Douglas VC, Johnston CM, Elkins J, Sidney S, Gress DR, Johnston SC. Head computed tomography findings predict short-term stroke risk after transient ischemic attack. Stroke. 2003; 34: 2894–2898.
Waxman SG, Toole JF. Temporal profile resembling TIA in the setting of cerebral infarction. Stroke. 1983; 14: 433–437.
Kidwell CS, Alger JR, Di Salle F, Starkman S, Villablanca P, Bentson J, Saver JL. Diffusion MRI in patients with transient ischemic attacks. Stroke. 1999; 30: 1174–1180.
Rovira A, Rovira-Gols A, Pedraza S, Grive E, Molina C, Alvarez-Sabin J. Diffusion-weighted MR imaging in the acute phase of transient ischemic attacks. AJNR Am J Neuroradiol. 2002; 23: 77–83.

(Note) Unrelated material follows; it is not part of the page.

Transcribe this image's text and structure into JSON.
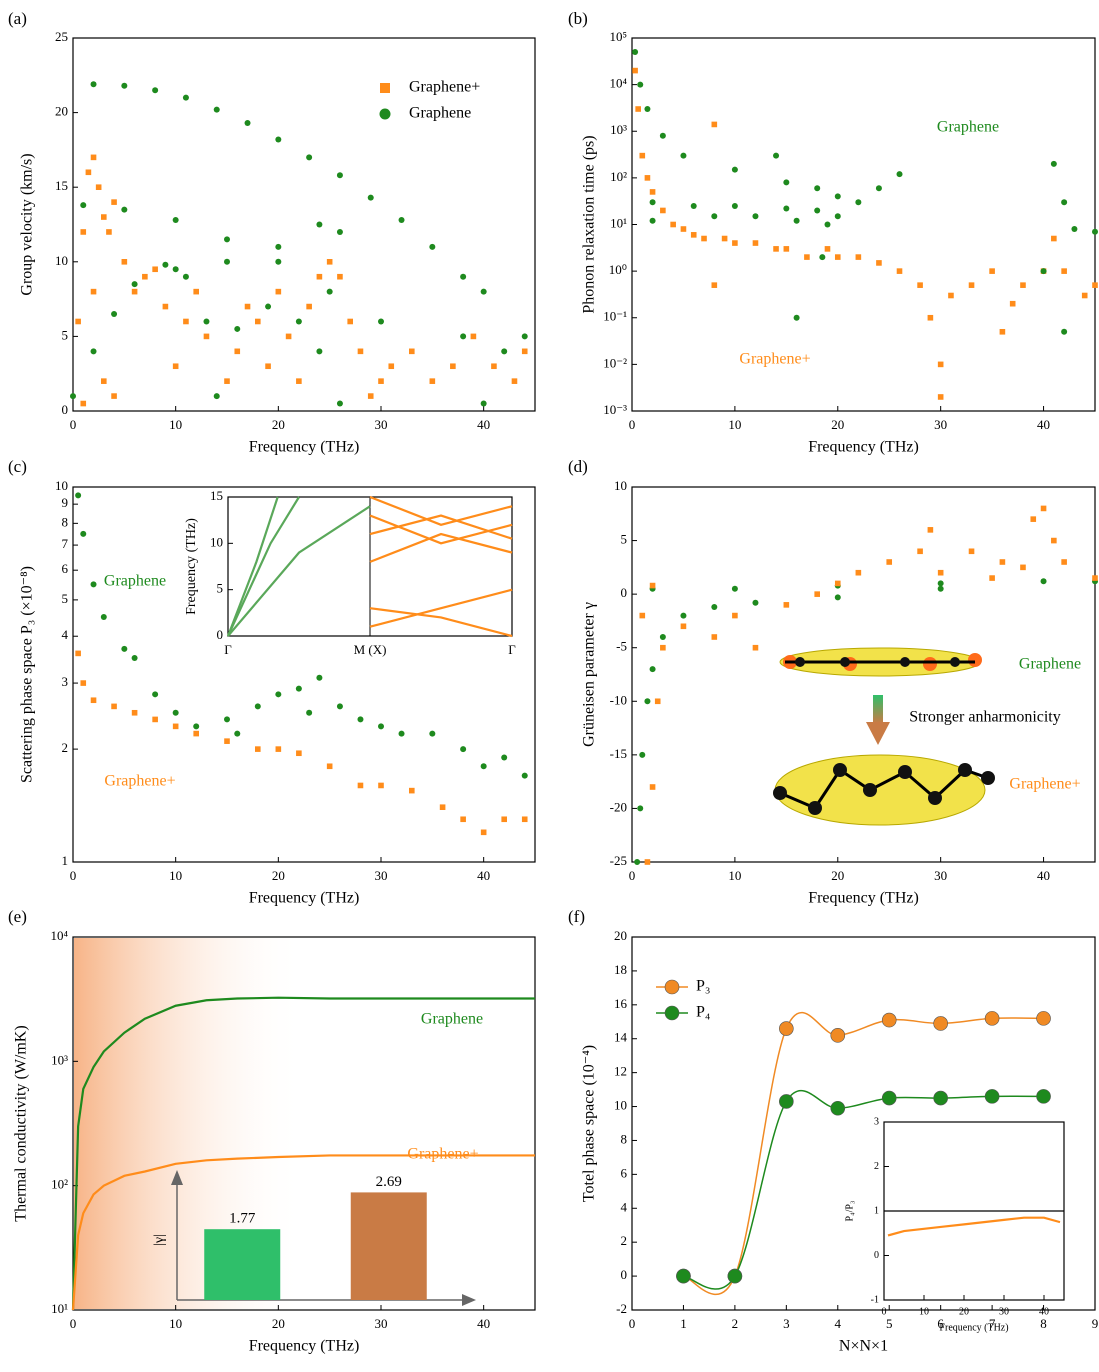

We agree completely that magnetic resonance diffusion-weighted imaging should provide a more accurate assessment of whether an acute infarction has occurred in the setting of a clinical transient ischemic attack (TIA), and thereby may be a better predictor of subsequent risk of stroke. Whether the increased cost of magnetic resonance imaging is justified for all patients with TIA will depend not only on its ability to differentiate high and low risk groups but also on whether a distinct treatment plan is justified for those so classified. Riskier acute interventions, such as a loading dose of clopidogrel or a platelet glycoprotein 2b3a inhibitor, may be justified in those at high risk for stroke after TIA. However, no large-scale trial of an acute intervention to prevent stroke after TIA has been performed.